Over dozens of books, and decades of teaching and activism, Stern has emerged as one of America’s most celebrated and irascible poets. “If I could choose one poem of mine to explain my stance,” Stern told Contemporary Poets, “it would be ‘The One Thing in Life,’ which appears in Lucky Life.” According to Stern, the poem, which includes the lines “There is a sweetness buried in my mind/there is water with a small cave behind it,” makes a claim for his own inheritance and legacy: “I stake out a place for myself, so to speak, that was overlooked or ignored or disdained, a place no one else wanted.” Stern was born in Pittsburgh, Pennsylvania, in 1925. The son of Eastern European immigrants, Stern’s poetry frequently references his all-American, working-class upbringing as well as his Jewish and Eastern European heritage.

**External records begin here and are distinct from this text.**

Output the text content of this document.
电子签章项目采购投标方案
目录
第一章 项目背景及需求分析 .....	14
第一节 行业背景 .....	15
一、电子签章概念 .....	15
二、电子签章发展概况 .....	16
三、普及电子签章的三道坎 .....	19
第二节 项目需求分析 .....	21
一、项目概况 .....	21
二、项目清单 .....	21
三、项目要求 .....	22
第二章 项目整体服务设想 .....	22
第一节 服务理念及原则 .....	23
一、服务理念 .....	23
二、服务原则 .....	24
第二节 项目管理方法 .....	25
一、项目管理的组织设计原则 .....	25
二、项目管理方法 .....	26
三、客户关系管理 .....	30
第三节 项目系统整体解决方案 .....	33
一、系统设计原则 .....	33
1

Cosmopolitan, even international in scope, and yet deeply personal, Stern’s work is known for its passionate defense of human emotions and needs. According to Jeffrey Dodd, Elise Gregory, and Adam O’Connor Rodriguez, all of whom interviewed Stern for the journal Willow Springs: “His work derides provincialism and points to a world of experiences beyond American borders and transcendent of temporal limits. Stern has lived in this rich world, and his poetry calls attention to its failures, beauties, and curiosities without fear, shame or sentimentality.”